Emily Grosholz
March 2001

 

Emily Grosholz was born and raised in the suburbs of Philadelphia. She attended the University of Chicago, where she received her B.A. in 1972, and Yale University, where she received her Ph.D. in Philosophy in 1978. She has traveled widely in Italy and Greece, and lived in Germany, France, and England. Professor of Philosophy and African American Studies and Fellow of the Institute for the Arts and Humanistic Studies at the Pennsylvania State University, and Life Member of Clare Hall, University of Cambridge, she is married to the medievalist and soccer coach Robert R. Edwards. They have four children, Benjamin, Robert, William Jules-Yves, and Mary-Frances.
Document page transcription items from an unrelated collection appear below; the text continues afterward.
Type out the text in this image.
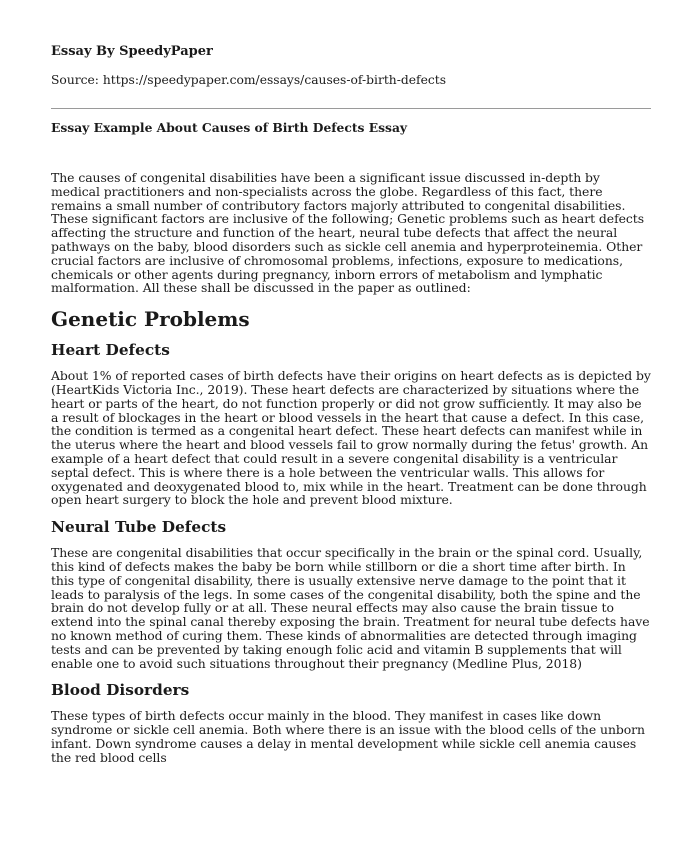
Essay By SpeedyPaper

Source: https://speedypaper.com/essays/causes-of-birth-defects

Essay Example About Causes of Birth Defects Essay

The causes of congenital disabilities have been a significant issue discussed in-depth by medical practitioners and non-specialists across the globe. Regardless of this fact, there remains a small number of contributory factors majorly attributed to congenital disabilities. These significant factors are inclusive of the following; Genetic problems such as heart defects affecting the structure and function of the heart, neural tube defects that affect the neural pathways on the baby, blood disorders such as sickle cell anemia and hyperproteinemia. Other crucial factors are inclusive of chromosomal problems, infections, exposure to medications, chemicals or other agents during pregnancy, inborn errors of metabolism and lymphatic malformation. All these shall be discussed in the paper as outlined:

Genetic Problems
Heart Defects

About 1% of reported cases of birth defects have their origins on heart defects as is depicted by (HeartKids Victoria Inc., 2019). These heart defects are characterized by situations where the heart or parts of the heart, do not function properly or did not grow sufficiently. It may also be a result of blockages in the heart or blood vessels in the heart that cause a defect. In this case, the condition is termed as a congenital heart defect. These heart defects can manifest while in the uterus where the heart and blood vessels fail to grow normally during the fetus' growth. An example of a heart defect that could result in a severe congenital disability is a ventricular septal defect. This is where there is a hole between the ventricular walls. This allows for oxygenated and deoxygenated blood to, mix while in the heart. Treatment can be done through open heart surgery to block the hole and prevent blood mixture.

Neural Tube Defects

These are congenital disabilities that occur specifically in the brain or the spinal cord. Usually, this kind of defects makes the baby be born while stillborn or die a short time after birth. In this type of congenital disability, there is usually extensive nerve damage to the point that it leads to paralysis of the legs. In some cases of the congenital disability, both the spine and the brain do not develop fully or at all. These neural effects may also cause the brain tissue to extend into the spinal canal thereby exposing the brain. Treatment for neural tube defects have no known method of curing them. These kinds of abnormalities are detected through imaging tests and can be prevented by taking enough folic acid and vitamin B supplements that will enable one to avoid such situations throughout their pregnancy (Medline Plus, 2018)

Blood Disorders

These types of birth defects occur mainly in the blood. They manifest in cases like down syndrome or sickle cell anemia. Both where there is an issue with the blood cells of the unborn infant. Down syndrome causes a delay in mental development while sickle cell anemia causes the red blood cells
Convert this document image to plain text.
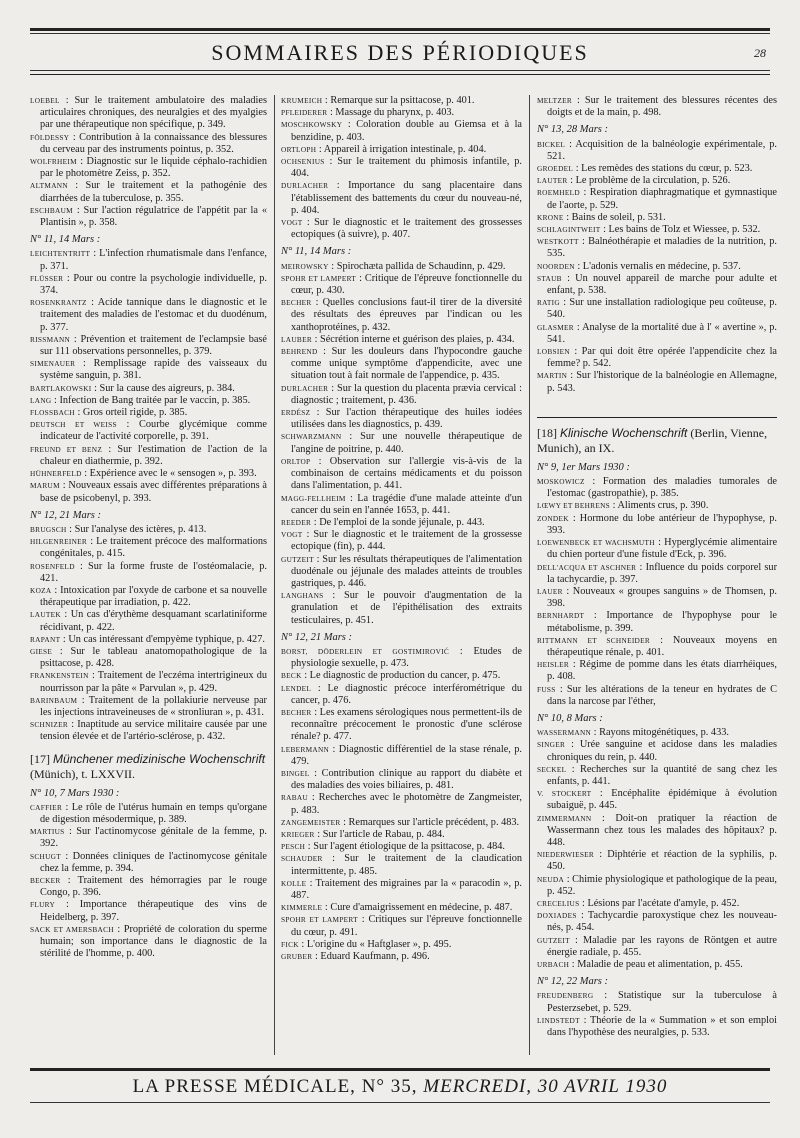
SOMMAIRES DES PÉRIODIQUES	28

LOEBEL : Sur le traitement ambulatoire des maladies articulaires chroniques, des neuralgies et des myalgies par une thérapeutique non spécifique, p. 349.

FÖLDESSY : Contribution à la connaissance des blessures du cerveau par des instruments pointus, p. 352.

WOLFRHEIM : Diagnostic sur le liquide céphalo-rachidien par le photomètre Zeiss, p. 352.

ALTMANN : Sur le traitement et la pathogénie des diarrhées de la tuberculose, p. 355.

ESCHBAUM : Sur l'action régulatrice de l'appétit par la « Plantisin », p. 358.

N° 11, 14 Mars :

LEICHTENTRITT : L'infection rhumatismale dans l'enfance, p. 371.

FLÜSSER : Pour ou contre la psychologie individuelle, p. 374.

ROSENKRANTZ : Acide tannique dans le diagnostic et le traitement des maladies de l'estomac et du duodénum, p. 377.

RISSMANN : Prévention et traitement de l'eclampsie basé sur 111 observations personnelles, p. 379.

SIMENAUER : Remplissage rapide des vaisseaux du système sanguin, p. 381.

BARTLAKOWSKI : Sur la cause des aigreurs, p. 384.

LANG : Infection de Bang traitée par le vaccin, p. 385.

FLOSSBACH : Gros orteil rigide, p. 385.

DEUTSCH ET WEISS : Courbe glycémique comme indicateur de l'activité corporelle, p. 391.

FREUND ET BENZ : Sur l'estimation de l'action de la chaleur en diathermie, p. 392.

HÜHNERFELD : Expérience avec le « sensogen », p. 393.

MARUM : Nouveaux essais avec différentes préparations à base de psicobenyl, p. 393.

N° 12, 21 Mars :

BRUGSCH : Sur l'analyse des ictères, p. 413.

HILGENREINER : Le traitement précoce des malformations congénitales, p. 415.

ROSENFELD : Sur la forme fruste de l'ostéomalacie, p. 421.

KOZA : Intoxication par l'oxyde de carbone et sa nouvelle thérapeutique par irradiation, p. 422.

LAUTEK : Un cas d'érythème desquamant scarlatiniforme récidivant, p. 422.

RAPANT : Un cas intéressant d'empyème typhique, p. 427.

GIESE : Sur le tableau anatomopathologique de la psittacose, p. 428.

FRANKENSTEIN : Traitement de l'eczéma intertrigineux du nourrisson par la pâte « Parvulan », p. 429.

BARINBAUM : Traitement de la pollakiurie nerveuse par les injections intraveineuses de « stronliuran », p. 431.

SCHNIZER : Inaptitude au service militaire causée par une tension élevée et de l'artério-sclérose, p. 432.

[17] Münchener medizinische Wochenschrift (Münich), t. LXXVII.
N° 10, 7 Mars 1930 :

CAFFIER : Le rôle de l'utérus humain en temps qu'organe de digestion mésodermique, p. 389.

MARTIUS : Sur l'actinomycose génitale de la femme, p. 392.

SCHUGT : Données cliniques de l'actinomycose génitale chez la femme, p. 394.

BECKER : Traitement des hémorragies par le rouge Congo, p. 396.

FLURY : Importance thérapeutique des vins de Heidelberg, p. 397.

SACK ET AMERSBACH : Propriété de coloration du sperme humain; son importance dans le diagnostic de la stérilité de l'homme, p. 400.

KRUMEICH : Remarque sur la psittacose, p. 401.

PFLEIDERER : Massage du pharynx, p. 403.

MOSCHKOWSKY : Coloration double au Giemsa et à la benzidine, p. 403.

ORTLOPH : Appareil à irrigation intestinale, p. 404.

OCHSENIUS : Sur le traitement du phimosis infantile, p. 404.

DURLACHER : Importance du sang placentaire dans l'établissement des battements du cœur du nouveau-né, p. 404.

VOGT : Sur le diagnostic et le traitement des grossesses ectopiques (à suivre), p. 407.

N° 11, 14 Mars :

MEIROWSKY : Spirochæta pallida de Schaudinn, p. 429.

SPOHR ET LAMPERT : Critique de l'épreuve fonctionnelle du cœur, p. 430.

BECHER : Quelles conclusions faut-il tirer de la diversité des résultats des épreuves par l'indican ou les xanthoprotéines, p. 432.

LAUBER : Sécrétion interne et guérison des plaies, p. 434.

BEHREND : Sur les douleurs dans l'hypocondre gauche comme unique symptôme d'appendicite, avec une situation tout à fait normale de l'appendice, p. 435.

DURLACHER : Sur la question du placenta prævia cervical : diagnostic ; traitement, p. 436.

ERDÉSZ : Sur l'action thérapeutique des huiles iodées utilisées dans les diagnostics, p. 439.

SCHWARZMANN : Sur une nouvelle thérapeutique de l'angine de poitrine, p. 440.

ORLTOP : Observation sur l'allergie vis-à-vis de la combinaison de certains médicaments et du poisson dans l'alimentation, p. 441.

MAGG-FELLHEIM : La tragédie d'une malade atteinte d'un cancer du sein en l'année 1653, p. 441.

REEDER : De l'emploi de la sonde jéjunale, p. 443.

VOGT : Sur le diagnostic et le traitement de la grossesse ectopique (fin), p. 444.

GUTZEIT : Sur les résultats thérapeutiques de l'alimentation duodénale ou jéjunale des malades atteints de troubles gastriques, p. 446.

LANGHANS : Sur le pouvoir d'augmentation de la granulation et de l'épithélisation des extraits testiculaires, p. 451.

N° 12, 21 Mars :

BORST, DÖDERLEIN ET GOSTIMIROVIĆ : Etudes de physiologie sexuelle, p. 473.

BECK : Le diagnostic de production du cancer, p. 475.

LENDEL : Le diagnostic précoce interférométrique du cancer, p. 476.

BECHER : Les examens sérologiques nous permettent-ils de reconnaître précocement le pronostic d'une sclérose rénale? p. 477.

LEBERMANN : Diagnostic différentiel de la stase rénale, p. 479.

BINGEL : Contribution clinique au rapport du diabète et des maladies des voies biliaires, p. 481.

RABAU : Recherches avec le photomètre de Zangmeister, p. 483.

ZANGEMEISTER : Remarques sur l'article précédent, p. 483.

KRIEGER : Sur l'article de Rabau, p. 484.

PESCH : Sur l'agent étiologique de la psittacose, p. 484.

SCHAUDER : Sur le traitement de la claudication intermittente, p. 485.

KOLLE : Traitement des migraines par la « paracodin », p. 487.

KIMMERLE : Cure d'amaigrissement en médecine, p. 487.

SPOHR ET LAMPERT : Critiques sur l'épreuve fonctionnelle du cœur, p. 491.

FICK : L'origine du « Haftglaser », p. 495.

GRUBER : Eduard Kaufmann, p. 496.

MELTZER : Sur le traitement des blessures récentes des doigts et de la main, p. 498.

N° 13, 28 Mars :

BICKEL : Acquisition de la balnéologie expérimentale, p. 521.

GROEDEL : Les remèdes des stations du cœur, p. 523.

LAUTER : Le problème de la circulation, p. 526.

ROEMHELD : Respiration diaphragmatique et gymnastique de l'aorte, p. 529.

KRONE : Bains de soleil, p. 531.

SCHLAGINTWEIT : Les bains de Tolz et Wiessee, p. 532.

WESTKOTT : Balnéothérapie et maladies de la nutrition, p. 535.

NOORDEN : L'adonis vernalis en médecine, p. 537.

STAUB : Un nouvel appareil de marche pour adulte et enfant, p. 538.

RATIG : Sur une installation radiologique peu coûteuse, p. 540.

GLASMER : Analyse de la mortalité due à l' « avertine », p. 541.

LOBSIEN : Par qui doit être opérée l'appendicite chez la femme? p. 542.

MARTIN : Sur l'historique de la balnéologie en Allemagne, p. 543.

[18] Klinische Wochenschrift (Berlin, Vienne, Munich), an IX.
N° 9, 1er Mars 1930 :

MOSKOWICZ : Formation des maladies tumorales de l'estomac (gastropathie), p. 385.

LŒWY ET BEHRENS : Aliments crus, p. 390.

ZONDEK : Hormone du lobe antérieur de l'hypophyse, p. 393.

LOEWENBECK ET WACHSMUTH : Hyperglycémie alimentaire du chien porteur d'une fistule d'Eck, p. 396.

DELL'ACQUA ET ASCHNER : Influence du poids corporel sur la tachycardie, p. 397.

LAUER : Nouveaux « groupes sanguins » de Thomsen, p. 398.

BERNHARDT : Importance de l'hypophyse pour le métabolisme, p. 399.

RITTMANN ET SCHNEIDER : Nouveaux moyens en thérapeutique rénale, p. 401.

HEISLER : Régime de pomme dans les états diarrhéiques, p. 408.

FUSS : Sur les altérations de la teneur en hydrates de C dans la narcose par l'éther,

N° 10, 8 Mars :

WASSERMANN : Rayons mitogénétiques, p. 433.

SINGER : Urée sanguine et acidose dans les maladies chroniques du rein, p. 440.

SECKEL : Recherches sur la quantité de sang chez les enfants, p. 441.

V. STOCKERT : Encéphalite épidémique à évolution subaiguë, p. 445.

ZIMMERMANN : Doit-on pratiquer la réaction de Wassermann chez tous les malades des hôpitaux? p. 448.

NIEDERWIESER : Diphtérie et réaction de la syphilis, p. 450.

NEUDA : Chimie physiologique et pathologique de la peau, p. 452.

CRECELIUS : Lésions par l'acétate d'amyle, p. 452.

DOXIADES : Tachycardie paroxystique chez les nouveau-nés, p. 454.

GUTZEIT : Maladie par les rayons de Röntgen et autre énergie radiale, p. 455.

URBACH : Maladie de peau et alimentation, p. 455.

N° 12, 22 Mars :

FREUDENBERG : Statistique sur la tuberculose à Pesterzsebet, p. 529.

LINDSTEDT : Théorie de la « Summation » et son emploi dans l'hypothèse des neuralgies, p. 533.

LA PRESSE MÉDICALE, N° 35, MERCREDI, 30 AVRIL 1930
Emily Grosholz has published four books of poetry: The Abacus of Years (David R. Godine Publisher, Inc., 2001), Eden (Johns Hopkins University Press, 1992), Shores and Headlands (Princeton University Press, 1988), and The River Painter (University of Illinois Press, 1984). She also edited Telling the Barn Swallow: Poets on the Poetry of Maxine Kumin (University Press of New England, 1997) and co-edited W. E. B. Du Bois on Race and Culture (Routledge, 1996) and is preparing a collection of essays on the legacy of Simone de Beauvoir. She is an Advisory Editor for The Hudson Review, one of America's most respected literary quarterlies. She has received grants for her poetry from the Guggenheim and the Ingram Merrill Foundations.

In an essay "The Loss of Innocence: Boundaries, Gardens, Voyages," forthcoming in Connecticut Review, Grosholz writes of the interlude that gave rise to the following suite of poems, written over a period of thirty years, at decade-intervals. "When I left home for the first time, my family was disintegrating: my mother was dying, my father was drinking, and even the physical fabric of our house was falling apart. My first encounter with the Mediterranean was then as alternative to home; it was beautiful and it could never threaten to be domestic, since I never had any intention of emigrating permanently. In the following decade, I fled to France, Italy and Greece as often as I could on a graduate student stipend, while the dissolution of my family became more and more final. The walls, the hedges, the shelter and seemliness came tumbling down. My house and half its furniture were sold; my mother's letters, papers, and jewelry were lost; my parents disappeared. With a child's guilt, I wondered if I were responsible for saving my family, but the situation seemed too hopeless, and I was young and resourceless, struggling to begin my own life. So I left it over and over.

"When I left my childhood home and fled to the Mediterranean, I believe I tried to make it an imaginative substitute for what I'd lost, without the fierce attachments and imperfections that had spoiled my first paradise. So my view of it was idealizing and purifying; my visits there were schematic and superficial. Poems like "Crescent Moon" and "Over the Abyss" in The River Painter and "Siesta" and "Mediterranean" in Shores and Headlands are exemplary of that aesthetic abstraction. Not surprisingly, that view, those visits, proved hollow in the long run, and "paradise" was disenchanted once more."